Conselho a adolescentes, pais,
educadores e outros interessados
na adolescência: não percam.
O filme chega com duas reputações.
A primeira é a de ser escabroso.
Bom, se a visão de dois pintos e
um momento de sexo oral forem
incômodos para você, feche os
olhos e agüente firme: o resto
compensará seu esforço.
A segunda é a de ser uma versão
brasileira e pobre de "Kids" (filme
de Larry Clark, de 1995). Ora,
"Cama de Gato" tem uma qualidade moral decididamente superior à do filme de Clark. Lembra
de "Kids"? A gente saía com uma
sensação contraditória: o filme
inspirava um tipo de horror pela
vida violenta e vazia dos adolescentes retratados, mas também
conferia à adolescência sem rumo
dos protagonistas uma dimensão
inevitavelmente glamourosa. Era
difícil ser adolescente, ver "Kids"
e não querer para si os espasmos
desesperados dos "teens" de Washington Square.

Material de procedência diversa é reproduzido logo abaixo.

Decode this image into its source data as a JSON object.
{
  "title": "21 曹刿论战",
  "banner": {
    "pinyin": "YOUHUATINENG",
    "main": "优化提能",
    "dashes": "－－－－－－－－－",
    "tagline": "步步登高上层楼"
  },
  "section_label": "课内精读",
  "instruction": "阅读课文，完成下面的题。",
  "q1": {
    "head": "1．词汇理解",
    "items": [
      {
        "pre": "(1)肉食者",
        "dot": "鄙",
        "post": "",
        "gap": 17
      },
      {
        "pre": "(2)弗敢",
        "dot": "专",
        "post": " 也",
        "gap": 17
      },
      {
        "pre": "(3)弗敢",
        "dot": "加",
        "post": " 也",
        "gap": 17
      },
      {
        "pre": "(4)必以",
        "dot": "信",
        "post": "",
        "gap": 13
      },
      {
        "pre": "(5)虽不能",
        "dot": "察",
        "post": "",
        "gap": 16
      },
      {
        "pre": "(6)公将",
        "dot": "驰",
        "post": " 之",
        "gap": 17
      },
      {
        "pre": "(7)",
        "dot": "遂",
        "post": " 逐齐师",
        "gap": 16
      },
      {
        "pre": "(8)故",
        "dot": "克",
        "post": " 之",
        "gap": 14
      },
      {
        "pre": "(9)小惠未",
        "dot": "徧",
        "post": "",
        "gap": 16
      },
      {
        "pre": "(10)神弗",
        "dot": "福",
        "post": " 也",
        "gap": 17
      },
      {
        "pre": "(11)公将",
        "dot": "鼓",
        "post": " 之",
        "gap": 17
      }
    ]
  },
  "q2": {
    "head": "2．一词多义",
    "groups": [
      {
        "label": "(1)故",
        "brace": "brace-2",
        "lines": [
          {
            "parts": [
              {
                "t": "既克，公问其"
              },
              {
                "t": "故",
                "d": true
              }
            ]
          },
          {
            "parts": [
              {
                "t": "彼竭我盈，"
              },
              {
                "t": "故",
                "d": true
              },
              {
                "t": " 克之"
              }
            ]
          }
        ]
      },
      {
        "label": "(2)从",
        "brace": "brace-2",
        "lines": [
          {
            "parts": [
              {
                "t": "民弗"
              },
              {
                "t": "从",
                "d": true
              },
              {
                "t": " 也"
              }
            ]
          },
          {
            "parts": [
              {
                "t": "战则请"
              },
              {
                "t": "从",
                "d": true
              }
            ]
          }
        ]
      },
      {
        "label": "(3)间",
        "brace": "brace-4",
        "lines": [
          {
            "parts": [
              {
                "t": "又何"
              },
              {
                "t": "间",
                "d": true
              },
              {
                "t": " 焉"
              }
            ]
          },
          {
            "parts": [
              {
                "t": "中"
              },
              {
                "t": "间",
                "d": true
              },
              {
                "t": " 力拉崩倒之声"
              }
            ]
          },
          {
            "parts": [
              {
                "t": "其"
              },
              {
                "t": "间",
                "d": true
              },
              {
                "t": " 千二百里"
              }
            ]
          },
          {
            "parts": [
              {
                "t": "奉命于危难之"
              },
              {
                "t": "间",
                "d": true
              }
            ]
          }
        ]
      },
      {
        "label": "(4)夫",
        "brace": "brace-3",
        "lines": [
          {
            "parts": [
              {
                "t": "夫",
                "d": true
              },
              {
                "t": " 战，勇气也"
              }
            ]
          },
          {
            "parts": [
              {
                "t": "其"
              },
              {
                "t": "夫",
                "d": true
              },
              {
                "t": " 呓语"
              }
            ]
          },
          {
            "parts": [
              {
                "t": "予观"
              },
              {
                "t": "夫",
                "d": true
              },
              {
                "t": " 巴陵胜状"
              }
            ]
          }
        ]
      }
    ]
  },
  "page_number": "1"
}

Alguns dirão que esse é o efeito
sedutor da pátina hollywoodiana. "Cama de Gato" não produziria esse efeito graças à sua filmagem áspera, em vídeo (filmagem,
aliás, que eu achei particularmente feliz). E graças a uma
montagem que não deixa o tempo de sonhar com identificações
possíveis, pois a narração é entrecortada por rápidas entrevistas
de adolescentes "reais" ou pela
aparição dos três personagens assistindo a seu próprio filme num
cinema. De fato, "Cama de Gato"
é estilisticamente mais próximo
de "Bruxa de Blair" do que de
"Kids". Mas não são apenas o
tom de documentário e o distanciamento "à la Brecht" que fazem
a diferença.
Os três amigos do filme de Stockler são muito mais complexos
que os adolescentes de "Kids". Por
isso eles são mais próximos dos
adolescentes de nossa classe média urbana. Como diz um dos
protagonistas, eles são, socialmente, pobres demais para serem
ricos e ricos demais para serem
pobres. São estudiosos o suficiente
para passar em seus vestibulares e
decididos a conquistar com diligência um lugar ensolarado para
suas vidas adultas. Preocupam-se
com as injustiças do mundo no
qual vivem. E sua soltura na hora
da balada não impede que eles sejam "bons" filhos, que respeitam
pais e mães.
É essa "normalidade" que torna
escandalosa a outra face dos adolescentes "médios" de "Cama de
Gato" -escandalosa não pela licenciosidade (a gente não vai se
indignar com uma transa, quatro
beijos de língua, um baseado ou
mesmo uma linha de cocaína no
banheiro), mas pelo conflito trágico que exaspera os protagonistas e os leva ao pior.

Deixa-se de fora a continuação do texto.